Yeah, I’m within the reach of wifi almost constantly. Only need to call or send an SMS very rarely, so I’m quite happy to just have credit as backup. I get the feeling my provider would really love to get me on some monthly plan, but that ain’t happening if I can help it.

DebatableRaccoon,

For such limited usage, it’s absolutely not worth monthly. Unlimited for X amount is only good value if you’re making enough use out of it to outweigh the cost of PAYG. I used to travel for work and even at a bargain price of ~$10 for 20GB/unlimited/unlimited, I was only really using my data for Spotify while driving so come the end of the monthly cycle, I’d have an evening of watching YT or whatever else on my data since I’d still typically have about half left.

Klear,

Worst is it gets you into the mindset of “I have this much for the month so I might as well use it” and influence you to use it more. I don’t want that.

IronKrill,

I rode a prepaid plan like that for about 5 years, it’s honestly great. Everyone thought I was crazy when I said it cost me to text them lol but my cost was maybe ~$1/month. Now I’m on 50GB of data, but I travel almost constantly so it was finally worth it.

3aqn5k6ryk,

I didnt know SMS is expensive. I know it was but i thought it was free nowadays.

65gmexl3,
@65gmexl3@lemmy.world avatar

When you say free, as in totally free that you can send and receive anytime even without a plan? Or you mean free because it is already included in your prepaid or postpaid plan?

SolOrion,

Free as in: unlimited calls and texts are included in pretty much all but the most bargain bin plans nowadays.

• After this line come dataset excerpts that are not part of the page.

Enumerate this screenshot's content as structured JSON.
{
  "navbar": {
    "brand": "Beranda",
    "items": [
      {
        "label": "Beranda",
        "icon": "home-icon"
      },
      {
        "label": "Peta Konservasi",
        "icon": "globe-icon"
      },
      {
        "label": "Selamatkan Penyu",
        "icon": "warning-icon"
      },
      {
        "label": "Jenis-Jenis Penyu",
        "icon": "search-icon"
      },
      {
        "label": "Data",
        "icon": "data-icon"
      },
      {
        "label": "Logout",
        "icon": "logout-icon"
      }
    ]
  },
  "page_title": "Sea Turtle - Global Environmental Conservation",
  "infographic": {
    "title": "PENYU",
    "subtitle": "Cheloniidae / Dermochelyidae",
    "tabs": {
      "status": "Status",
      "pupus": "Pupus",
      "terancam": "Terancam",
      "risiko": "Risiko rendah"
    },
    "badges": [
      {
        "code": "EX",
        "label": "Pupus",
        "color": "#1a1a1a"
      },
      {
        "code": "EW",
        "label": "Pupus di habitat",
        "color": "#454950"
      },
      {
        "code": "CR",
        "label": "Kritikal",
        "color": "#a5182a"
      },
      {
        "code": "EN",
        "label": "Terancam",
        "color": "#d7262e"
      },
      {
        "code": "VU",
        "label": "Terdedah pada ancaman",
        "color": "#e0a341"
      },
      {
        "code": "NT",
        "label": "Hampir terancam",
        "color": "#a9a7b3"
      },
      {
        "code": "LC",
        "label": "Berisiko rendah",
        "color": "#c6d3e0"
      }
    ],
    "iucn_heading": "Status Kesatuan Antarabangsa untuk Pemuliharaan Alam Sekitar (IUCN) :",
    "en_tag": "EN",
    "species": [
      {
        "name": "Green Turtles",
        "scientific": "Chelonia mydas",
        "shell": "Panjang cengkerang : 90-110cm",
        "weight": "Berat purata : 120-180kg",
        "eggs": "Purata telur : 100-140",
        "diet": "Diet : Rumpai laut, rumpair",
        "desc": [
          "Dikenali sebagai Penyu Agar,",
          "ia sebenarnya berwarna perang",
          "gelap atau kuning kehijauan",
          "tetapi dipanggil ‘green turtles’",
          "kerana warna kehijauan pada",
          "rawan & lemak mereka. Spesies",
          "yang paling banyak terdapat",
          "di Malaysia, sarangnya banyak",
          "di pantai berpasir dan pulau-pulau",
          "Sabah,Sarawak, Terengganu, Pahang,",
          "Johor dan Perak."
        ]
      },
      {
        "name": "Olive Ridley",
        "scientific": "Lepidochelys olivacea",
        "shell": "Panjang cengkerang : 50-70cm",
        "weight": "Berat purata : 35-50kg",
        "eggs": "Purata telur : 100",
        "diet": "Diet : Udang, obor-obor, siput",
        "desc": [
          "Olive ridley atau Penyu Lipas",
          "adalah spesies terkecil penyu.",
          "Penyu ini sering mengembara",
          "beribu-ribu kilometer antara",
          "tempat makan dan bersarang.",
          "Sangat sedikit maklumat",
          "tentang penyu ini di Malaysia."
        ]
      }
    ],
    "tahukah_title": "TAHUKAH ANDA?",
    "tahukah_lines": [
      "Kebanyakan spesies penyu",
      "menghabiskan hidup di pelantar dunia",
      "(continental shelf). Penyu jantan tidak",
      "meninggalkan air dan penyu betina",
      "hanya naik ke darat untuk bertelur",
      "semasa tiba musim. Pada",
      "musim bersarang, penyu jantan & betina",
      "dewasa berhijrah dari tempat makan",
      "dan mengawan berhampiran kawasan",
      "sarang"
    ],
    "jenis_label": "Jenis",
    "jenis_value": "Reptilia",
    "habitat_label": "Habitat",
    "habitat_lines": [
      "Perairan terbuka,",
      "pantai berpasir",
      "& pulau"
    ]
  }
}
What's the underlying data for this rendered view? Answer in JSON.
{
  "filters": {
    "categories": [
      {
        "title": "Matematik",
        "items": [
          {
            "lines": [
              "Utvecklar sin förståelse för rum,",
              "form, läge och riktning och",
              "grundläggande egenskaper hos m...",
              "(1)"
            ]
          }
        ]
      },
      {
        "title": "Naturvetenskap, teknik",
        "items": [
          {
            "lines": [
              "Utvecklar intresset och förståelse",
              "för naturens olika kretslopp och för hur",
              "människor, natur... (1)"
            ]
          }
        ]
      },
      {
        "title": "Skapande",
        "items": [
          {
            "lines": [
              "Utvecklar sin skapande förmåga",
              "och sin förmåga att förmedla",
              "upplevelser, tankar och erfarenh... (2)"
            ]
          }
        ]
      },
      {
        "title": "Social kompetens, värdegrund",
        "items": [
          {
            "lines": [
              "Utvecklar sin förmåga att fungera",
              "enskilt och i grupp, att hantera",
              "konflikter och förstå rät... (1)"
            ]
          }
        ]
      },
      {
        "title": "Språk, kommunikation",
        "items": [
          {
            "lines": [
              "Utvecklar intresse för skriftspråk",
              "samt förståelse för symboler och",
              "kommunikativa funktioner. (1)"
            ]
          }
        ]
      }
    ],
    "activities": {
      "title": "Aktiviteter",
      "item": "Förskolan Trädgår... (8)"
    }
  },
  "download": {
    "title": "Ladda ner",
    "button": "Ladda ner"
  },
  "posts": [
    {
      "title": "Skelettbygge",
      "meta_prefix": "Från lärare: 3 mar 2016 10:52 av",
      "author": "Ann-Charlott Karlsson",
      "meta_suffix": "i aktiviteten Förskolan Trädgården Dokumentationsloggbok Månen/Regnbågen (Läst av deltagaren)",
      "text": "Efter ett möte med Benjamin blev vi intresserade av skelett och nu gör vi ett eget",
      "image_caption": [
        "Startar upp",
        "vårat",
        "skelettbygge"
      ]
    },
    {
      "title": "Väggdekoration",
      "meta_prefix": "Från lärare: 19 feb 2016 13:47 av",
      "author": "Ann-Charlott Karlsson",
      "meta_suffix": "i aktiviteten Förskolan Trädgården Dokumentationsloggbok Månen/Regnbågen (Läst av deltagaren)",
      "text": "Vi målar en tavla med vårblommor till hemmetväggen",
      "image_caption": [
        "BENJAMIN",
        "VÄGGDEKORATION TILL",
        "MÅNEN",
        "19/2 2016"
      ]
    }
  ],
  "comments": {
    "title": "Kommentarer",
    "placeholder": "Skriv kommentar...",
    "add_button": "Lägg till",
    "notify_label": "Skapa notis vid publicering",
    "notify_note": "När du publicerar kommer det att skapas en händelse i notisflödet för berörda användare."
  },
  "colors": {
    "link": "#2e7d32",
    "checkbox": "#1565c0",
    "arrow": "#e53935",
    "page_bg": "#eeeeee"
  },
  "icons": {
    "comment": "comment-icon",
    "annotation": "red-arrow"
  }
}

I was looking for a new cell provider a couple months ago, and I honestly don’t recall even seeing a plan that didn’t come with unlimited talk and text.

fuckwit_mcbumcrumble,

Outside of the legally required 911 you’re not getting anything for 100% free from a carrier, because why would they?

Phen,

Sending an SMS as an operation is just as expensive as checking for signal. Which every phone is constantly doing.

viking,
@viking@infosec.pub avatar

Because they can, simple as that. Or well, could. I don’t think I have sent a single text message in a solid decade now, and received only 2FA messages and pickup codes for storage boxes when something was delivered while I wasn’t home.

I really thought SMS is a remnant of the past at this point, just like fax systems. Working for legacy purposes, nothing more.

Maeve,

Are you kidding? Everyone I know, even the kids, prefer sms. You can answer when and/or if you have time or feel like it

viking,
@viking@infosec.pub avatar

Nobody I know uses it, seriously. Every person is using whatsapp, and a handful privacy minded ones are on signal.

Not sure I’m getting your point though, I can answer on every single message protocol whenever I have time or feel like it?

LemmyKnowsBest,

I used Signal for several years until some spotty areas near the beach it wasn’t working, so I worried it was unreliable and I abandoned Signal & went back to using whatever default SMS my cell provider has on my phone 🫤 Now y’all are reminding me to go back to Signal. Imma go do that now

Maeve,

I have a couple of friends and a family member on signal, the rest I text with, except for a neighbor who is too old to be great at it, and a blind friend. Oh and the elderly lady up the street. I guess my point is plenty of people use SMS, I guess it's whatever people prefer in a given area. I loathe voice, except on rare occasion when I speak with my kid or a good friend of mine, halfway around the world, but that's through signal, and it's always great to voice/video chat with him and sometimes his friends or SO.